Security service IT worker says he stole computers because of tax office scandal
A former employee of the General Intelligence and Security Service of the Netherlands (AIVD) confessed that he stole dozens of computers from his former employer. He said this was because family members of his had been victimized by the Dutch tax service’s childcare benefits scandal. During the trial in Zwolle on Tuesday, prosecutors recommended a sentence of 240 hours of community service and an eight-months suspended prison sentence.

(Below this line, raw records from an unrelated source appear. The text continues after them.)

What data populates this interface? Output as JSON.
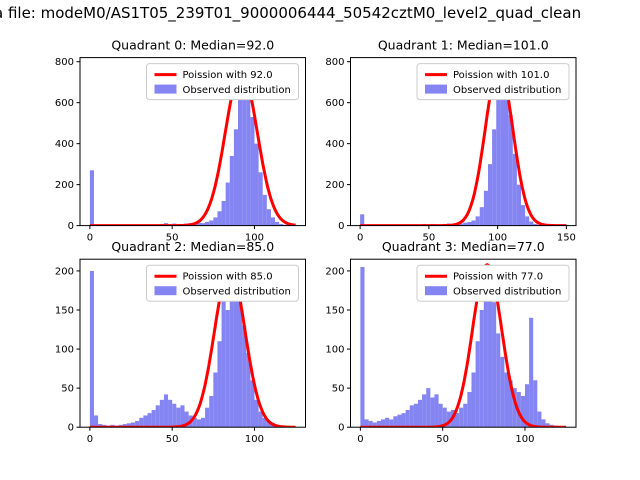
{
  "figure_title": "a file: modeM0/AS1T05_239T01_9000006444_50542cztM0_level2_quad_clean",
  "colors": {
    "curve": "#ff0000",
    "bars": "#8484f2",
    "legend_border": "#cccccc",
    "spine": "#000000"
  },
  "chart_data": {
    "type": "histogram",
    "layout": "2x2-grid",
    "charts": [
      {
        "title": "Quadrant 0: Median=92.0",
        "median": 92.0,
        "legend": [
          "Poission with 92.0",
          "Observed distribution"
        ],
        "xlim": [
          -6,
          131
        ],
        "ylim": [
          0,
          820
        ],
        "xticks": [
          0,
          50,
          100
        ],
        "yticks": [
          0,
          200,
          400,
          600,
          800
        ],
        "bin_start": 0,
        "bin_width": 2.5,
        "bar_heights": [
          270,
          0,
          0,
          0,
          0,
          0,
          0,
          0,
          0,
          0,
          0,
          0,
          0,
          0,
          0,
          0,
          5,
          8,
          12,
          6,
          10,
          8,
          6,
          10,
          12,
          10,
          14,
          12,
          18,
          25,
          40,
          70,
          120,
          210,
          340,
          470,
          620,
          745,
          660,
          530,
          400,
          260,
          150,
          80,
          40,
          18,
          8,
          4,
          2,
          0
        ],
        "curve": {
          "mean": 92,
          "sigma": 9.6,
          "peak": 760
        }
      },
      {
        "title": "Quadrant 1: Median=101.0",
        "median": 101.0,
        "legend": [
          "Poission with 101.0",
          "Observed distribution"
        ],
        "xlim": [
          -7,
          157
        ],
        "ylim": [
          0,
          820
        ],
        "xticks": [
          0,
          50,
          100,
          150
        ],
        "yticks": [
          0,
          200,
          400,
          600,
          800
        ],
        "bin_start": 0,
        "bin_width": 3,
        "bar_heights": [
          55,
          0,
          0,
          0,
          0,
          0,
          0,
          0,
          0,
          0,
          0,
          0,
          0,
          0,
          5,
          8,
          6,
          8,
          6,
          5,
          8,
          10,
          8,
          12,
          10,
          14,
          18,
          25,
          45,
          90,
          170,
          300,
          470,
          640,
          775,
          700,
          540,
          350,
          200,
          100,
          45,
          20,
          8,
          3,
          0,
          0,
          0,
          0,
          0,
          0
        ],
        "curve": {
          "mean": 101,
          "sigma": 10.0,
          "peak": 780
        }
      },
      {
        "title": "Quadrant 2: Median=85.0",
        "median": 85.0,
        "legend": [
          "Poission with 85.0",
          "Observed distribution"
        ],
        "xlim": [
          -6,
          131
        ],
        "ylim": [
          0,
          215
        ],
        "xticks": [
          0,
          50,
          100
        ],
        "yticks": [
          0,
          50,
          100,
          150,
          200
        ],
        "bin_start": 0,
        "bin_width": 2.5,
        "bar_heights": [
          200,
          15,
          4,
          3,
          2,
          3,
          2,
          3,
          4,
          5,
          6,
          8,
          12,
          15,
          18,
          22,
          28,
          35,
          42,
          35,
          30,
          25,
          28,
          20,
          15,
          12,
          10,
          12,
          25,
          40,
          70,
          110,
          185,
          150,
          200,
          175,
          190,
          130,
          95,
          60,
          35,
          20,
          12,
          8,
          5,
          3,
          2,
          1,
          0,
          0
        ],
        "curve": {
          "mean": 85,
          "sigma": 9.2,
          "peak": 205
        }
      },
      {
        "title": "Quadrant 3: Median=77.0",
        "median": 77.0,
        "legend": [
          "Poission with 77.0",
          "Observed distribution"
        ],
        "xlim": [
          -6,
          131
        ],
        "ylim": [
          0,
          215
        ],
        "xticks": [
          0,
          50,
          100
        ],
        "yticks": [
          0,
          50,
          100,
          150,
          200
        ],
        "bin_start": 0,
        "bin_width": 2.5,
        "bar_heights": [
          205,
          10,
          8,
          6,
          8,
          10,
          12,
          10,
          14,
          16,
          18,
          22,
          28,
          30,
          35,
          42,
          50,
          38,
          42,
          30,
          25,
          20,
          22,
          18,
          25,
          30,
          45,
          70,
          110,
          150,
          205,
          185,
          160,
          120,
          90,
          70,
          60,
          50,
          45,
          40,
          55,
          140,
          60,
          20,
          10,
          5,
          3,
          2,
          1,
          0
        ],
        "curve": {
          "mean": 77,
          "sigma": 8.8,
          "peak": 208
        }
      }
    ]
  }
}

The IT worker’s attorney, and the lawyer representing his co-defendant, tried to prevent the trial from being heard publicly, claiming state security was at stake. The court overruled the objection, saying no state secrets were at risk of being revealed, as the case strictly concerns the theft of 102 computers and 67 display screens, and how the goods were handled by the second suspect. The computers did not contain any state secrets, according to previous inquiries with the AIVD.
With old-fashioned detective work, the authorities tracked down a leak within the AIVD. A private individual had brought a computer to the manufacturer, Dell, for repair, but it was registered as the property of the security service. Through a series of intermediaries, the criminal investigation department focused on a 42-year-old IT employee named Victor G. He was working for the AIVD at the time.
His family is one of the many victims in the childcare benefits scandal, where victims lost benefits they were due when they were falsely labeled as frauds by an internal algorithm that was used with limited oversight. Many of the victims were targeted on the basis of their background, including whether they are dual citizens. Once labeled as frauds, victims were also often ordered to pay back many thousands of euros in a lump sum, driving them into financial distress.
It was ultimately reason for G. to get his hands on dozens of security service computers. "As a civil servant, I had to jump through a hoop only to be screwed by the same government on the other," he said at the hearing.
Those computers then wound up sold via 57-year-old merchant Herman P. He is suspected of fencing stolen goods. P. had a specialist company in Amsterdam examine some of the computers that G. offered. There was nothing strange about that, he said. The man has previously been convicted of handling stolen goods. The public prosecutor demanded he serve fourteen months in prison, with six of them conditionally suspended.
G. lost his job because of this case and made an arrangement with the AIVD to repay the service. The number of computers and screens that he said he took is lower than the numbers mentioned by the OM, he stated. The fact that computers could be stolen from the security service so easily also raised questions. "The other goods have apparently been lost at the AIVD and the administration was not in order there," said G.
The court will issue a ruling on January 24.